2) Raise our expectations. See, that’s where the ‘do a few things at the same time’ comes in – lower your expectations in one regard and keep them high in the other. Keep your expectations high when it comes to practicing kindness and patience, when it comes to using humor (levity and brevity) in your interactions with those with whom you share space. Expect yourself and your family to learn things during this time and do not give up on that objective. Use whomever and whatever is available to you – niece who is now doing college remotely? She likely has free time on her hands and is stuck at home going nowhere and seeing no one. Hire her. Next door neighbor who is 70 and healthy and going nowhere? She may be helpful to you and yours. If you don’t have easy access, try signing onto Next-door – a free app for neighbors to share ideas and resources.

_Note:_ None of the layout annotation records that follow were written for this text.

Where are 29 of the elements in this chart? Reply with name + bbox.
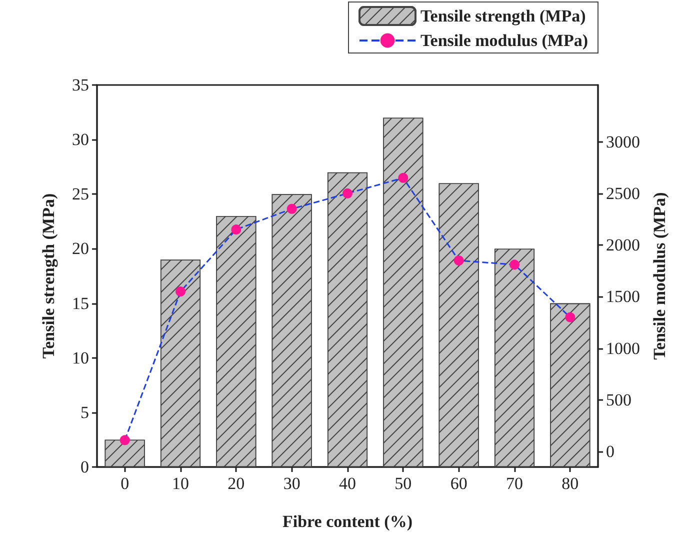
y2-tick-label: 2500 (606, 184, 640, 203)
x-tick-label: 30 (283, 474, 300, 493)
x-axis-title: Fibre content (%) (282, 512, 412, 531)
x-tick-label: 0 (120, 474, 130, 493)
y-tick-label: 5 (80, 402, 89, 422)
y2-tick-label: 1500 (606, 287, 640, 306)
y-tick-label: 25 (72, 184, 89, 204)
y2-tick-label: 3000 (606, 132, 640, 152)
x-tick-label: 40 (339, 474, 356, 493)
y-axis-title: Tensile strength (MPa) (39, 193, 58, 359)
y-tick-label: 35 (72, 76, 89, 94)
legend-label: Tensile strength (MPa) (420, 6, 586, 26)
x-tick-label: 50 (394, 474, 412, 493)
x-tick-label: 10 (172, 474, 189, 493)
x-tick-label: 20 (228, 474, 245, 493)
y2-axis-title: Tensile modulus (MPa) (650, 192, 669, 360)
y2-tick-label: 1000 (606, 338, 640, 358)
y-tick-label: 20 (72, 239, 89, 258)
y2-tick-label: 500 (606, 390, 632, 410)
legend-label: Tensile modulus (MPa) (420, 31, 588, 50)
y-tick-label: 15 (72, 294, 89, 313)
x-tick-label: 60 (450, 474, 468, 493)
x-tick-label: 80 (562, 474, 579, 493)
y-tick-label: 0 (80, 458, 89, 476)
y2-tick-label: 2000 (606, 236, 640, 255)
y-tick-label: 10 (72, 348, 89, 368)
y2-tick-label: 0 (606, 442, 614, 462)
x-tick-label: 70 (506, 474, 523, 493)
y-tick-label: 30 (72, 130, 89, 150)
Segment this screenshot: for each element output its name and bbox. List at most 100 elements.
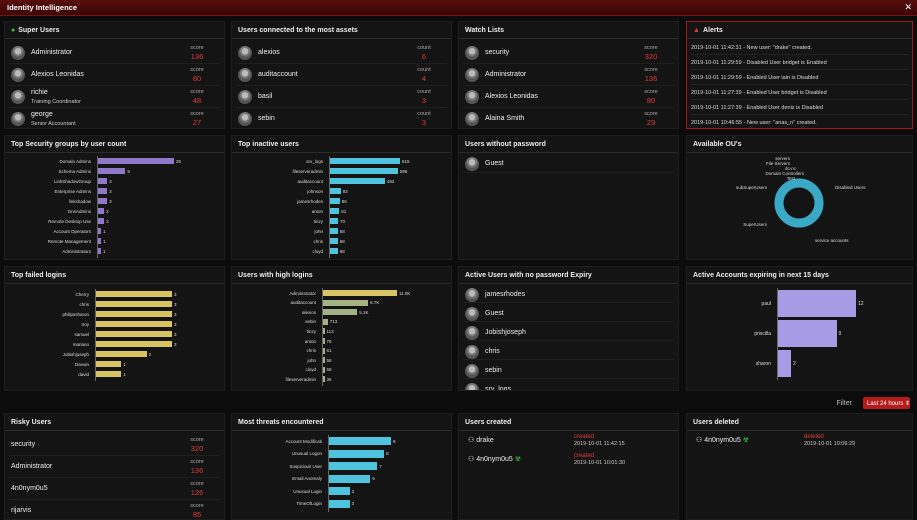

We do not have to understand all the terminology (synchronous versus asynchronous instruction??) but we do need to know that in the local public schools, our littles get 180 minutes, 1st thru 3rd grade kids receive 230 minutes and grades 4-12 will have 240 minutes of instruction a day. So that’s three hours for littles, less than four for middles, and four hours for bigs. Thus, requiring us as a society to make up the difference.
We can do this. We can take deep breaths and know our limitations and ask for help when needed. And then teach our children, reach out for help when needed. Warning signs things are going poorly are when your children withdraw, want to sleep all the time, revert back to old behaviors (bedwetting, thumb sucking, fingernail biting, temper tantruming) and when they look ‘checked out.’ Take those signs seriously and look for them early in the semester so we can try to help them sooner than later. They may not learn all the advanced math you’d like this year, but we need them ok for next year, and the year thereafter, etc.
We have to succeed in this. There is no other option. Not for the world. Not for one another. We must not give up. We have one another, and that’s going to have to be enough.